Çalgılı gondollar yanımızdan geçince çok seviniyoruz. Bir de gondolda şampanya açanlar, şarap içenler var ki (nasıl bunu düşünemedik diye hayıflandık, sırt çantamızdaki şarapları Büyük Kanal’ın denize açılan kısmını seyrederek yudumladık!) Daracık sokaklardan geçiyoruz gondolumuzla. Trafikte kazalar olmasın diye evlerin köşelerine büyük yansıtıcı aynalar koymuşlar. Gondolcumuz arada bir ıslıkla bir şarkı mırıldanıyor (ah bir söylese, ne de olsa İtalyan! Neşeli birşeyler mırıldansa..) Bir yandan da bize geçip gittiğimiz yollardaki otelleri, özelliklerini, Venedik’in yazını, kışını anlatıyor. Binalarla ilgili tarih bilgilerini dinlerken, evlerin dev gölgelerle bezediği kimi zaman bir gondolun zor sığdığı mini kanallardan, güneşin ışıl ışıl oynaştığı Büyük Kanal’a çıkıyoruz. İşte Venedik’in iki yakası. Müzik, balkonlardan sarkan rengarenk çiçekler (rutubet çiçeklere böyle mi yarar!). Turist akını var her yerde, neşeli İtalyan konuşmaları aralarda, tuhaf aksanla İngilizce konuşmalar, gondol sırasını dert eden biz Türkler (Türk teyzelerden oluşan bir grup)…

Ya o şaraplar…

Gondol sonrası karnımızın iyice acıkmasını fırsat bilip karın doyurmanın iyi bir restoran aramaya başladık. Venedik’in ara sokaklarında gezerken mini şarap dükkanlarına rastlamak mümkün. Damacana su şişelerinin içinde en az 30 farklı şarap. Siz sadece nasıl bir tat aradığınızı söyleyin. Bu arada yanınızda pet şişe getirmeyi sakın unutmayın. 1 lt.si en fazla 3.5 euro. Elimizdeki tüm su şişelerini farklı şaraplarla doldurduk (Floransa’da şarap tadımına ve bağa gidemedik diye üzülmüştük). Tam karşısında farklı İtalyan peynirleri satan bir dükkandan ekmek arası peynir aldık (karabiberli ve yoğun tatlı).  İşte size yemek! daha ne olsun!

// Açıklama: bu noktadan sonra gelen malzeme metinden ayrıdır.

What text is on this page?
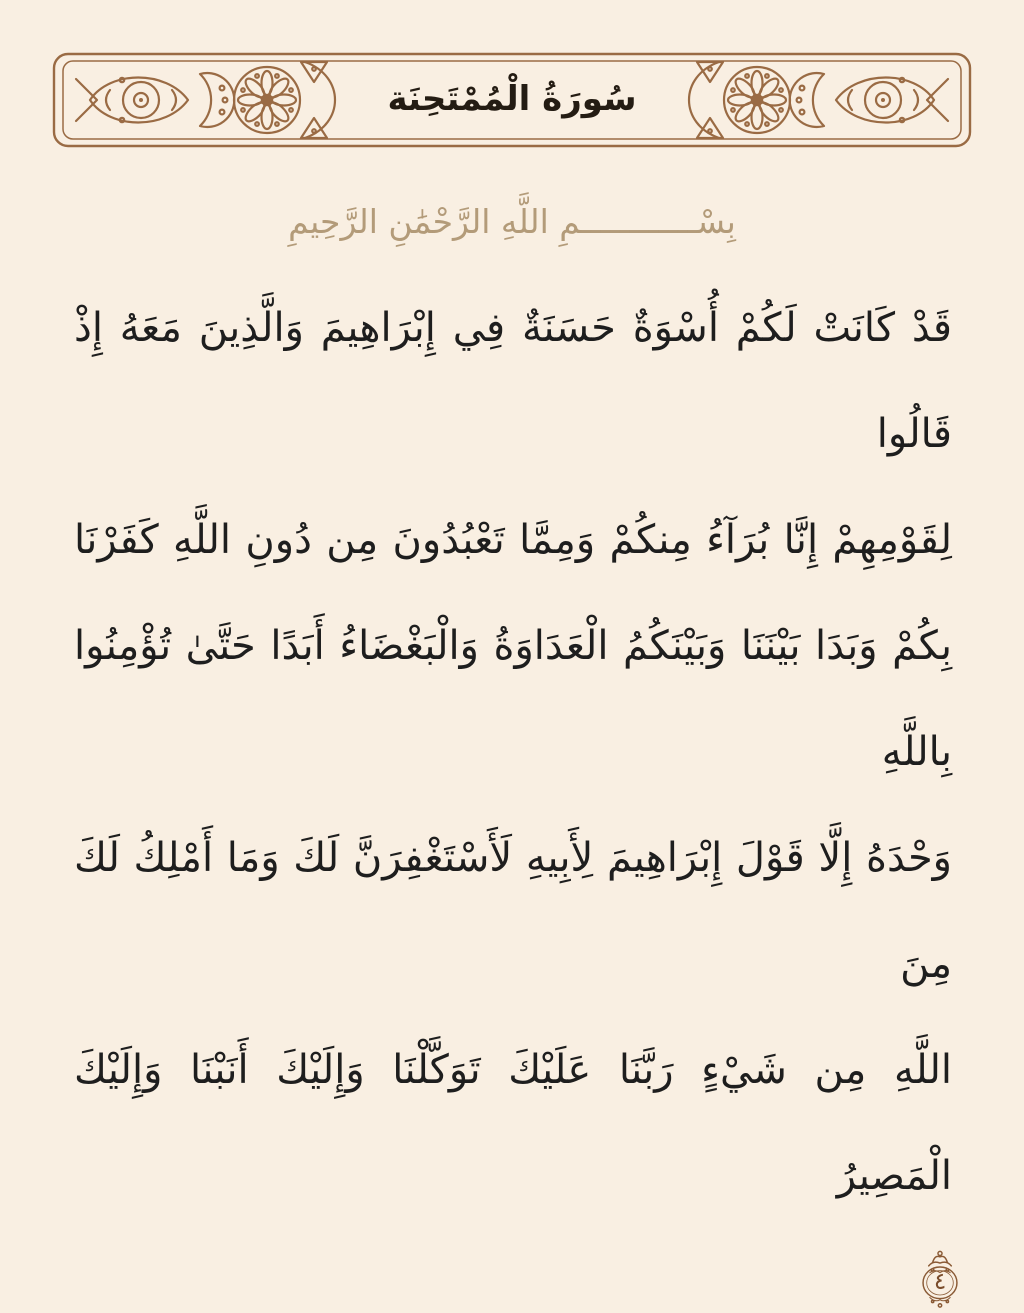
سُورَةُ الْمُمْتَحِنَة
بِسْــــــــــــمِ اللَّهِ الرَّحْمَٰنِ الرَّحِيمِ
قَدْ كَانَتْ لَكُمْ أُسْوَةٌ حَسَنَةٌ فِي إِبْرَاهِيمَ وَالَّذِينَ مَعَهُ إِذْ قَالُوا
لِقَوْمِهِمْ إِنَّا بُرَآءُ مِنكُمْ وَمِمَّا تَعْبُدُونَ مِن دُونِ اللَّهِ كَفَرْنَا
بِكُمْ وَبَدَا بَيْنَنَا وَبَيْنَكُمُ الْعَدَاوَةُ وَالْبَغْضَاءُ أَبَدًا حَتَّىٰ تُؤْمِنُوا بِاللَّهِ
وَحْدَهُ إِلَّا قَوْلَ إِبْرَاهِيمَ لِأَبِيهِ لَأَسْتَغْفِرَنَّ لَكَ وَمَا أَمْلِكُ لَكَ مِنَ
اللَّهِ مِن شَيْءٍ رَبَّنَا عَلَيْكَ تَوَكَّلْنَا وَإِلَيْكَ أَنَبْنَا وَإِلَيْكَ الْمَصِيرُ
٤
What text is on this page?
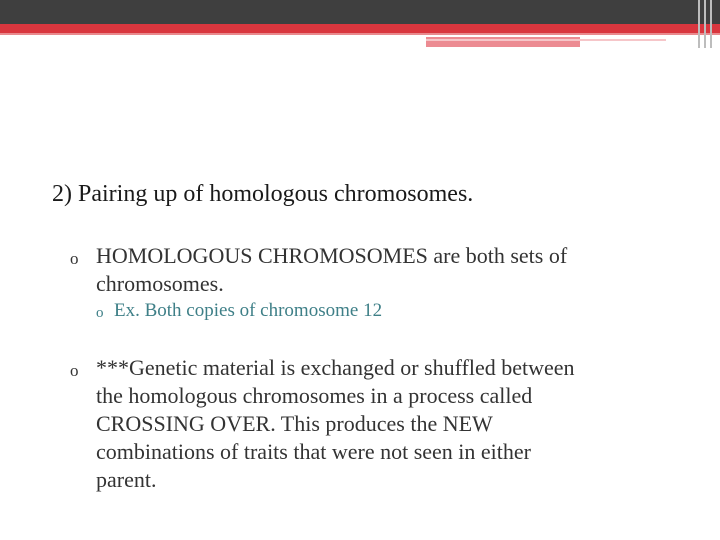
2) Pairing up of homologous chromosomes.
o HOMOLOGOUS CHROMOSOMES are both sets of
chromosomes.
o Ex. Both copies of chromosome 12
o ***Genetic material is exchanged or shuffled between
the homologous chromosomes in a process called
CROSSING OVER. This produces the NEW
combinations of traits that were not seen in either
parent.
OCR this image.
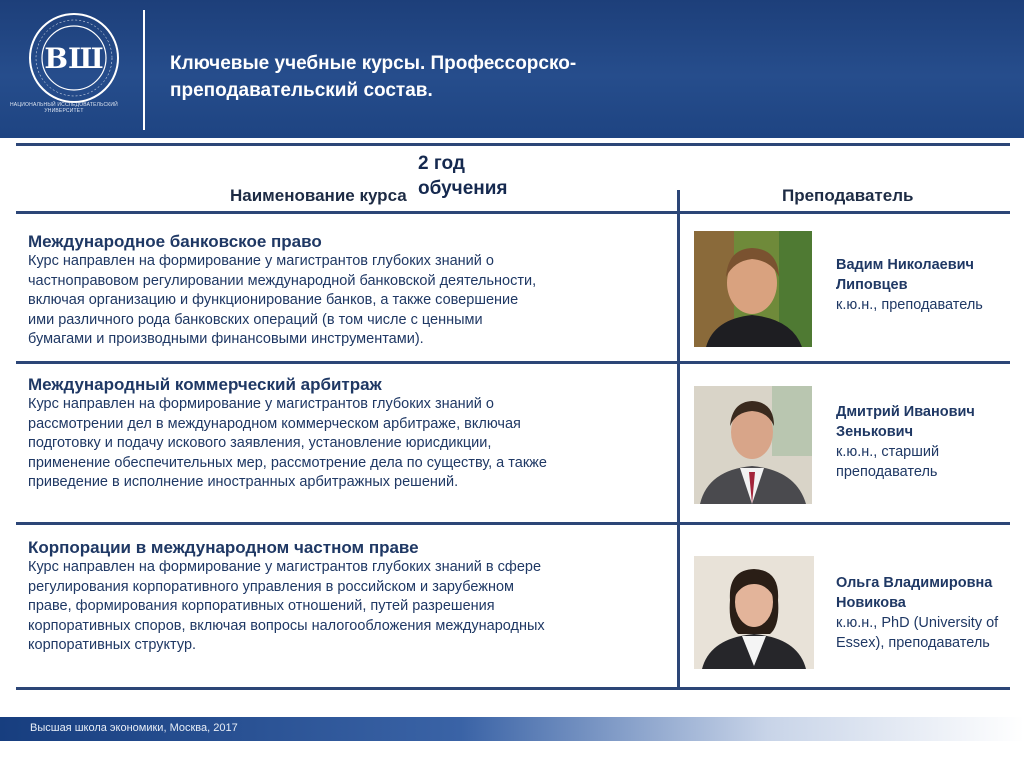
ВШ
НАЦИОНАЛЬНЫЙ ИССЛЕДОВАТЕЛЬСКИЙ
УНИВЕРСИТЕТ
Ключевые учебные курсы. Профессорско-
преподавательский состав.
Наименование курса	Преподаватель
2 год
обучения
Международное банковское право
Курс направлен на формирование у магистрантов глубоких знаний о
частноправовом регулировании международной банковской деятельности,
включая организацию и функционирование банков, а также совершение
ими различного рода банковских операций (в том числе с ценными
бумагами и производными финансовыми инструментами).
Вадим Николаевич
Липовцев
к.ю.н., преподаватель
Международный коммерческий арбитраж
Курс направлен на формирование у магистрантов глубоких знаний о
рассмотрении дел в международном коммерческом арбитраже, включая
подготовку и подачу искового заявления, установление юрисдикции,
применение обеспечительных мер, рассмотрение дела по существу, а также
приведение в исполнение иностранных арбитражных решений.
Дмитрий Иванович
Зенькович
к.ю.н., старший
преподаватель
Корпорации в международном частном праве
Курс направлен на формирование у магистрантов глубоких знаний в сфере
регулирования корпоративного управления в российском и зарубежном
праве, формирования корпоративных отношений, путей разрешения
корпоративных споров, включая вопросы налогообложения международных
корпоративных структур.
Ольга Владимировна
Новикова
к.ю.н., PhD (University of
Essex), преподаватель
Высшая школа экономики, Москва, 2017
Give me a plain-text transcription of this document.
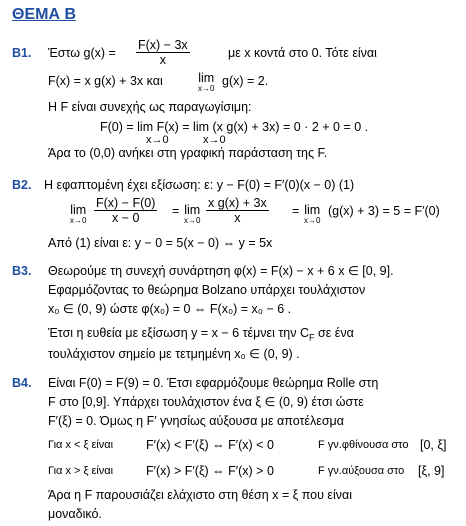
ΘΕΜΑ Β
Β1. Έστω $g(x) = \frac{F(x) - 3x}{x}$	με x κοντά στο 0. Τότε είναι
F(x) = x g(x) + 3x και	lim
x→0
g(x) = 2.
Η F είναι συνεχής ως παραγωγίσιμη:
F(0) = lim F(x) = lim (x g(x) + 3x) = 0 · 2 + 0 = 0 .
x→0	x→0
Άρα το (0,0) ανήκει στη γραφική παράσταση της F.
Β2. Η εφαπτομένη έχει εξίσωση: ε: y − F(0) = F′(0)(x − 0) (1)
lim
$x\to 0 \frac{F(x) - F(0)}{x - 0} = \lim$
$x\to 0 \frac{\text{x g(x) + 3x}}{x} = \lim$
x→0
(g(x) + 3) = 5 = F′(0)
Από (1) είναι ε: y − 0 = 5(x − 0) ⇔ y = 5x
Β3. Θεωρούμε τη συνεχή συνάρτηση φ(x) = F(x) − x + 6 x ∈ [0, 9].
Εφαρμόζοντας το θεώρημα Bolzano υπάρχει τουλάχιστον
x₀ ∈ (0, 9) ώστε φ(x₀) = 0 ⇔ F(x₀) = x₀ − 6 .
Έτσι η ευθεία με εξίσωση y = x − 6 τέμνει την $C_F$ σε ένα
τουλάχιστον σημείο με τετμημένη x₀ ∈ (0, 9) .
Β4. Είναι F(0) = F(9) = 0. Έτσι εφαρμόζουμε θεώρημα Rolle στη
F στο [0,9]. Υπάρχει τουλάχιστον ένα ξ ∈ (0, 9) έτσι ώστε
F′(ξ) = 0. Όμως η F′ γνησίως αύξουσα με αποτέλεσμα
Για x < ξ είναι	F′(x) < F′(ξ) ⇔ F′(x) < 0	F γν.φθίνουσα στο [0, ξ]
Για x > ξ είναι	F′(x) > F′(ξ) ⇔ F′(x) > 0	F γν.αύξουσα στο [ξ, 9]
Άρα η F παρουσιάζει ελάχιστο στη θέση x = ξ που είναι
μοναδικό.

Gece vakti daracık yollar…

Bir kişinin ancak geçebileceği dar yollarda yürüyoruz. Bir gelin, bir damat ve diğerleri peşisıra. Tüm erkeklerin yakasında beyaz gül ve tüm kadınlar pastel renkli şatafatlı olmayan elbiselerle arkadaşlarının sevincine ortak oluyorlar. Ve çiçek atılıyor…Ve eve giriliyor… Kadınlar, erkekler öyle şık ki, kol kola Venedik sokaklarından evlerine dağılıyorlar, sanki her yer gecenin karanlığına inat pembe-beyaz.

Ertesi gün adalara gitme düşünceleri ile rüyalara dalıyoruz…

 

2.Gün

 

Cam adası Murano’ya yolculuk…

Rota belli. Vapurettoya atlayıp Murano’ya (cam adası) gidiyoruz. Venedikten yaklaşık yarım saat uzaklıkta Murano, küçük Venedik sanki. Cam ustalarının cam yapımına tanıklık ediyoruz. Tüm dükkanları dolaşıp rengarenk camlara bakıyoruz. Murano’ya gidip de Murano saati alınmaz mı? (15-18 euro) Cam takılar, biblolar, saatler, hayvan motifli kol düğmeleri (tabii ki cam)… Burada ne ararsanız camdan. Biraz alışveriş (hala maske almadık ama alacağımız yeri belirledik). Biraz yemek (makarna, makarna ve makarna)

 

Dantel adası Burano’ya yolculuk…

Masal diyarından bir an..

“Bir varmış bir yokmuş, bir zamanlar rengarenk evlerin olduğu, çiçeklerle bezeli, çocukların avlularda coşkuyla oynadığı, herkesin birbiriyle sohbet ettiği, ufak dükkanlarda kadınların el emeklerini gelecek müşteriler için hazırladığı, dantel elbiselerin, dantel yelpazelerin vitrinleri süslediği bir ülke varmış. Akşam olduğunda kepenkler kapanırken bir şarkı başlarmış. Güzel sesli yaşlı adamlar, akşam bir araya gelerek bir restoranın bahçesine oturur, en güzel şarkılarını söylemeye başlarlarmış. Halk çevrelerinde toparlanır, bir de akordiyon onlara eşlik edermiş. Yollarda isteyenler bu ezgi ile valsin kollarına kendilerini bırakırlarmış. Tini mini hanımlar evlerine gitmek üzere hazırlanırken, gençleri bu meydandan geçerek başka masalların hayalini kurarlarmış…”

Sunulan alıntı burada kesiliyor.